The spectre raised a cry, and shook its chain, and wrung its shadowy hands.

“You are fettered,” said Barack, trembling. “Tell me why?”

“I wear the chained CPI I forged in life,” replied the Ghost. “I made it link by link, and yard by yard; I girded it on of my own free will, and of my own free will I wore it. Is its pattern strange to you?”

Barack trembled more and more.

“Or would you know,” pursued the Ghost, “the weight and length of the strong coil you bear yourself? Would you know of the mass rejoicing that will greet your funeral as it greeted mine?”

“But you were always a good woman of business, Maggie,” faultered Barack, who now began to apply this to himself.

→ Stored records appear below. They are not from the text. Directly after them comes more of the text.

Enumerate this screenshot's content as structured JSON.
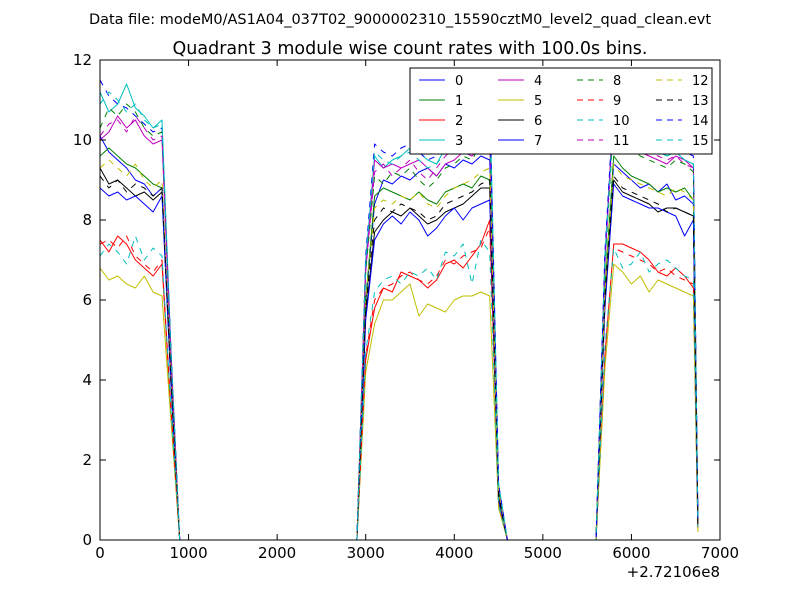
{
  "suptitle": "Data file: modeM0/AS1A04_037T02_9000002310_15590cztM0_level2_quad_clean.evt",
  "chart_data": {
    "type": "line",
    "title": "Quadrant 3 module wise count rates with 100.0s bins.",
    "xlabel": "",
    "ylabel": "",
    "x_offset_label": "+2.72106e8",
    "xlim": [
      0,
      7000
    ],
    "ylim": [
      0,
      12
    ],
    "xticks": [
      "0",
      "1000",
      "2000",
      "3000",
      "4000",
      "5000",
      "6000",
      "7000"
    ],
    "yticks": [
      "0",
      "2",
      "4",
      "6",
      "8",
      "10",
      "12"
    ],
    "grid": false,
    "legend_position": "top-right",
    "legend_columns": 4,
    "x": [
      0,
      100,
      200,
      300,
      400,
      500,
      600,
      700,
      800,
      900,
      1000,
      1100,
      1200,
      1300,
      1400,
      1500,
      1600,
      1700,
      1800,
      1900,
      2000,
      2100,
      2200,
      2300,
      2400,
      2500,
      2600,
      2700,
      2800,
      2900,
      3000,
      3100,
      3200,
      3300,
      3400,
      3500,
      3600,
      3700,
      3800,
      3900,
      4000,
      4100,
      4200,
      4300,
      4400,
      4500,
      4600,
      4700,
      4800,
      4900,
      5000,
      5100,
      5200,
      5300,
      5400,
      5500,
      5600,
      5700,
      5800,
      5900,
      6000,
      6100,
      6200,
      6300,
      6400,
      6500,
      6600,
      6700,
      6750
    ],
    "series": [
      {
        "name": "0",
        "color": "#0000ff",
        "dash": "solid",
        "values": [
          10.1,
          9.7,
          9.5,
          9.3,
          9.0,
          8.9,
          8.6,
          8.8,
          4.1,
          0,
          0,
          0,
          0,
          0,
          0,
          0,
          0,
          0,
          0,
          0,
          0,
          0,
          0,
          0,
          0,
          0,
          0,
          0,
          0,
          0,
          5.9,
          8.4,
          9.0,
          8.9,
          9.1,
          9.0,
          9.2,
          9.3,
          9.1,
          9.4,
          9.3,
          9.5,
          9.4,
          9.6,
          9.5,
          1.2,
          0,
          0,
          0,
          0,
          0,
          0,
          0,
          0,
          0,
          0,
          0,
          6.2,
          9.4,
          9.2,
          9.0,
          8.8,
          8.9,
          8.7,
          8.9,
          8.5,
          8.6,
          8.4,
          0.4
        ]
      },
      {
        "name": "1",
        "color": "#008000",
        "dash": "solid",
        "values": [
          9.6,
          9.8,
          9.6,
          9.4,
          9.3,
          9.1,
          8.9,
          8.8,
          4.0,
          0,
          0,
          0,
          0,
          0,
          0,
          0,
          0,
          0,
          0,
          0,
          0,
          0,
          0,
          0,
          0,
          0,
          0,
          0,
          0,
          0,
          6.0,
          8.6,
          8.8,
          8.7,
          8.6,
          8.5,
          8.7,
          8.5,
          8.4,
          8.7,
          8.8,
          8.9,
          8.8,
          9.1,
          9.0,
          1.1,
          0,
          0,
          0,
          0,
          0,
          0,
          0,
          0,
          0,
          0,
          0,
          6.3,
          9.6,
          9.3,
          9.1,
          9.0,
          8.9,
          8.7,
          8.8,
          8.7,
          8.8,
          8.5,
          0.4
        ]
      },
      {
        "name": "2",
        "color": "#ff0000",
        "dash": "solid",
        "values": [
          7.5,
          7.2,
          7.6,
          7.4,
          7.0,
          6.8,
          6.6,
          6.9,
          3.2,
          0,
          0,
          0,
          0,
          0,
          0,
          0,
          0,
          0,
          0,
          0,
          0,
          0,
          0,
          0,
          0,
          0,
          0,
          0,
          0,
          0,
          4.5,
          5.8,
          6.3,
          6.2,
          6.7,
          6.6,
          6.5,
          6.3,
          6.5,
          6.9,
          7.0,
          6.8,
          7.1,
          7.4,
          8.0,
          0.9,
          0,
          0,
          0,
          0,
          0,
          0,
          0,
          0,
          0,
          0,
          0,
          4.6,
          7.4,
          7.4,
          7.3,
          7.2,
          7.0,
          6.7,
          6.6,
          6.8,
          6.6,
          6.3,
          0.3
        ]
      },
      {
        "name": "3",
        "color": "#00bfbf",
        "dash": "solid",
        "values": [
          11.2,
          10.7,
          10.9,
          11.4,
          10.8,
          10.6,
          10.3,
          10.5,
          4.8,
          0,
          0,
          0,
          0,
          0,
          0,
          0,
          0,
          0,
          0,
          0,
          0,
          0,
          0,
          0,
          0,
          0,
          0,
          0,
          0,
          0,
          7.0,
          9.6,
          9.3,
          9.5,
          9.6,
          9.8,
          9.7,
          9.5,
          9.4,
          9.8,
          10.0,
          10.4,
          10.7,
          10.9,
          11.3,
          1.4,
          0,
          0,
          0,
          0,
          0,
          0,
          0,
          0,
          0,
          0,
          0,
          7.1,
          10.8,
          10.4,
          10.1,
          10.0,
          9.9,
          9.8,
          9.6,
          9.7,
          9.5,
          9.4,
          0.5
        ]
      },
      {
        "name": "4",
        "color": "#bf00bf",
        "dash": "solid",
        "values": [
          10.0,
          10.2,
          10.6,
          10.3,
          10.5,
          10.1,
          9.9,
          10.0,
          4.6,
          0,
          0,
          0,
          0,
          0,
          0,
          0,
          0,
          0,
          0,
          0,
          0,
          0,
          0,
          0,
          0,
          0,
          0,
          0,
          0,
          0,
          6.8,
          9.5,
          9.3,
          9.4,
          9.3,
          9.4,
          9.5,
          9.3,
          9.1,
          9.4,
          9.5,
          9.7,
          9.6,
          9.8,
          10.0,
          1.3,
          0,
          0,
          0,
          0,
          0,
          0,
          0,
          0,
          0,
          0,
          0,
          6.9,
          11.0,
          10.2,
          9.9,
          9.7,
          9.6,
          9.5,
          9.4,
          9.6,
          9.5,
          9.3,
          0.5
        ]
      },
      {
        "name": "5",
        "color": "#bfbf00",
        "dash": "solid",
        "values": [
          6.8,
          6.5,
          6.6,
          6.4,
          6.3,
          6.6,
          6.2,
          6.1,
          3.0,
          0,
          0,
          0,
          0,
          0,
          0,
          0,
          0,
          0,
          0,
          0,
          0,
          0,
          0,
          0,
          0,
          0,
          0,
          0,
          0,
          0,
          4.2,
          5.4,
          6.0,
          6.0,
          6.2,
          6.4,
          5.6,
          5.9,
          5.8,
          5.7,
          6.0,
          6.1,
          6.1,
          6.2,
          6.1,
          0.8,
          0,
          0,
          0,
          0,
          0,
          0,
          0,
          0,
          0,
          0,
          0,
          4.3,
          6.9,
          6.7,
          6.4,
          6.6,
          6.2,
          6.5,
          6.4,
          6.3,
          6.2,
          6.1,
          0.2
        ]
      },
      {
        "name": "6",
        "color": "#000000",
        "dash": "solid",
        "values": [
          9.3,
          8.9,
          9.0,
          8.8,
          8.6,
          8.7,
          8.5,
          8.7,
          4.0,
          0,
          0,
          0,
          0,
          0,
          0,
          0,
          0,
          0,
          0,
          0,
          0,
          0,
          0,
          0,
          0,
          0,
          0,
          0,
          0,
          0,
          5.6,
          7.7,
          8.0,
          8.2,
          8.1,
          8.3,
          8.1,
          7.9,
          8.0,
          8.2,
          8.3,
          8.4,
          8.6,
          8.8,
          8.8,
          1.1,
          0,
          0,
          0,
          0,
          0,
          0,
          0,
          0,
          0,
          0,
          0,
          5.9,
          9.0,
          8.7,
          8.6,
          8.5,
          8.4,
          8.2,
          8.3,
          8.3,
          8.2,
          8.1,
          0.4
        ]
      },
      {
        "name": "7",
        "color": "#0000ff",
        "dash": "solid",
        "values": [
          8.8,
          8.6,
          8.7,
          8.5,
          8.6,
          8.4,
          8.2,
          8.6,
          3.9,
          0,
          0,
          0,
          0,
          0,
          0,
          0,
          0,
          0,
          0,
          0,
          0,
          0,
          0,
          0,
          0,
          0,
          0,
          0,
          0,
          0,
          5.5,
          7.5,
          7.9,
          8.1,
          7.9,
          8.2,
          8.0,
          7.6,
          7.8,
          8.1,
          8.3,
          8.0,
          8.3,
          8.4,
          8.5,
          1.0,
          0,
          0,
          0,
          0,
          0,
          0,
          0,
          0,
          0,
          0,
          0,
          5.8,
          8.9,
          8.6,
          8.5,
          8.4,
          8.3,
          8.3,
          8.2,
          8.1,
          7.6,
          8.0,
          0.4
        ]
      },
      {
        "name": "8",
        "color": "#008000",
        "dash": "dashed",
        "values": [
          10.3,
          10.8,
          10.6,
          10.9,
          10.7,
          10.3,
          10.1,
          10.2,
          4.7,
          0,
          0,
          0,
          0,
          0,
          0,
          0,
          0,
          0,
          0,
          0,
          0,
          0,
          0,
          0,
          0,
          0,
          0,
          0,
          0,
          0,
          6.7,
          9.1,
          8.9,
          9.2,
          9.1,
          9.3,
          9.0,
          8.8,
          9.0,
          9.3,
          9.4,
          9.6,
          9.5,
          9.9,
          10.1,
          1.3,
          0,
          0,
          0,
          0,
          0,
          0,
          0,
          0,
          0,
          0,
          0,
          6.8,
          10.5,
          10.0,
          9.8,
          9.6,
          9.5,
          9.4,
          9.3,
          9.5,
          9.4,
          9.2,
          0.5
        ]
      },
      {
        "name": "9",
        "color": "#ff0000",
        "dash": "dashed",
        "values": [
          7.4,
          7.5,
          7.3,
          7.6,
          7.1,
          6.9,
          6.7,
          7.0,
          3.3,
          0,
          0,
          0,
          0,
          0,
          0,
          0,
          0,
          0,
          0,
          0,
          0,
          0,
          0,
          0,
          0,
          0,
          0,
          0,
          0,
          0,
          4.6,
          6.0,
          6.3,
          6.4,
          6.6,
          6.7,
          6.5,
          6.4,
          6.6,
          7.0,
          6.9,
          7.1,
          7.2,
          7.3,
          7.8,
          0.9,
          0,
          0,
          0,
          0,
          0,
          0,
          0,
          0,
          0,
          0,
          0,
          4.7,
          7.3,
          7.2,
          7.1,
          7.0,
          6.9,
          6.7,
          6.8,
          6.6,
          6.5,
          6.4,
          0.3
        ]
      },
      {
        "name": "10",
        "color": "#00bfbf",
        "dash": "dashed",
        "values": [
          7.1,
          7.4,
          7.2,
          6.9,
          7.6,
          7.0,
          7.3,
          7.1,
          3.3,
          0,
          0,
          0,
          0,
          0,
          0,
          0,
          0,
          0,
          0,
          0,
          0,
          0,
          0,
          0,
          0,
          0,
          0,
          0,
          0,
          0,
          4.7,
          6.2,
          6.5,
          6.6,
          6.4,
          6.7,
          6.6,
          6.8,
          6.5,
          7.2,
          7.1,
          7.4,
          6.4,
          7.5,
          7.2,
          0.9,
          0,
          0,
          0,
          0,
          0,
          0,
          0,
          0,
          0,
          0,
          0,
          4.8,
          7.3,
          6.8,
          6.9,
          7.2,
          6.7,
          6.9,
          7.0,
          6.8,
          6.6,
          6.5,
          0.3
        ]
      },
      {
        "name": "11",
        "color": "#bf00bf",
        "dash": "dashed",
        "values": [
          10.1,
          10.4,
          10.5,
          10.2,
          10.6,
          10.3,
          10.0,
          10.1,
          4.6,
          0,
          0,
          0,
          0,
          0,
          0,
          0,
          0,
          0,
          0,
          0,
          0,
          0,
          0,
          0,
          0,
          0,
          0,
          0,
          0,
          0,
          6.7,
          9.2,
          9.4,
          9.1,
          9.3,
          9.5,
          9.2,
          9.0,
          9.3,
          9.6,
          9.8,
          10.0,
          9.9,
          10.2,
          10.5,
          1.3,
          0,
          0,
          0,
          0,
          0,
          0,
          0,
          0,
          0,
          0,
          0,
          6.9,
          10.7,
          10.2,
          10.0,
          9.8,
          9.7,
          9.6,
          9.5,
          9.6,
          9.4,
          9.3,
          0.5
        ]
      },
      {
        "name": "12",
        "color": "#bfbf00",
        "dash": "dashed",
        "values": [
          9.3,
          9.5,
          9.3,
          9.1,
          9.4,
          9.0,
          8.8,
          9.0,
          4.1,
          0,
          0,
          0,
          0,
          0,
          0,
          0,
          0,
          0,
          0,
          0,
          0,
          0,
          0,
          0,
          0,
          0,
          0,
          0,
          0,
          0,
          6.0,
          8.3,
          8.5,
          8.4,
          8.6,
          8.5,
          8.7,
          8.4,
          8.3,
          8.6,
          8.8,
          8.9,
          9.0,
          9.2,
          9.3,
          1.2,
          0,
          0,
          0,
          0,
          0,
          0,
          0,
          0,
          0,
          0,
          0,
          6.2,
          9.4,
          9.1,
          9.0,
          8.9,
          8.8,
          8.7,
          8.6,
          8.8,
          8.7,
          8.5,
          0.4
        ]
      },
      {
        "name": "13",
        "color": "#000000",
        "dash": "dashed",
        "values": [
          9.1,
          8.8,
          9.0,
          8.7,
          8.9,
          8.8,
          8.6,
          8.8,
          4.0,
          0,
          0,
          0,
          0,
          0,
          0,
          0,
          0,
          0,
          0,
          0,
          0,
          0,
          0,
          0,
          0,
          0,
          0,
          0,
          0,
          0,
          5.8,
          8.0,
          8.3,
          8.2,
          8.4,
          8.3,
          8.2,
          8.0,
          8.1,
          8.4,
          8.5,
          8.6,
          8.7,
          8.9,
          9.0,
          1.1,
          0,
          0,
          0,
          0,
          0,
          0,
          0,
          0,
          0,
          0,
          0,
          6.0,
          9.1,
          8.8,
          8.7,
          8.6,
          8.5,
          8.4,
          8.2,
          8.3,
          8.2,
          8.1,
          0.4
        ]
      },
      {
        "name": "14",
        "color": "#0000ff",
        "dash": "dashed",
        "values": [
          11.5,
          11.1,
          10.9,
          10.8,
          10.6,
          10.4,
          10.2,
          10.3,
          4.8,
          0,
          0,
          0,
          0,
          0,
          0,
          0,
          0,
          0,
          0,
          0,
          0,
          0,
          0,
          0,
          0,
          0,
          0,
          0,
          0,
          0,
          7.1,
          9.9,
          9.7,
          9.6,
          9.8,
          9.9,
          9.7,
          9.5,
          9.6,
          9.9,
          10.1,
          10.3,
          10.5,
          10.6,
          10.9,
          1.4,
          0,
          0,
          0,
          0,
          0,
          0,
          0,
          0,
          0,
          0,
          0,
          7.2,
          11.0,
          10.5,
          10.3,
          10.1,
          10.0,
          9.9,
          9.8,
          9.9,
          9.7,
          9.6,
          0.5
        ]
      },
      {
        "name": "15",
        "color": "#00bfbf",
        "dash": "dashed",
        "values": [
          10.9,
          11.2,
          11.0,
          10.7,
          10.9,
          10.5,
          10.3,
          10.4,
          4.7,
          0,
          0,
          0,
          0,
          0,
          0,
          0,
          0,
          0,
          0,
          0,
          0,
          0,
          0,
          0,
          0,
          0,
          0,
          0,
          0,
          0,
          6.9,
          9.7,
          9.5,
          9.4,
          9.6,
          9.7,
          9.5,
          9.3,
          9.4,
          9.7,
          9.9,
          10.1,
          10.3,
          10.5,
          10.7,
          1.4,
          0,
          0,
          0,
          0,
          0,
          0,
          0,
          0,
          0,
          0,
          0,
          7.0,
          10.6,
          10.2,
          10.0,
          9.9,
          9.8,
          9.7,
          9.6,
          9.7,
          9.5,
          9.4,
          0.5
        ]
      }
    ]
  }
}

“Business!” cried the Ghost, wringing its hands again. “Mankind was my business. The common welfare was my business; charity, mercy, forbearance, and benevolence, and SOCIETY were, all, my business. The dealings of my trade were but a drop of water in the comprehensive ocean of my business!”

It held up its chained CPI at arm’s length, as if that were the cause of all its unavailing grief, and flung it heavily upon the ground again.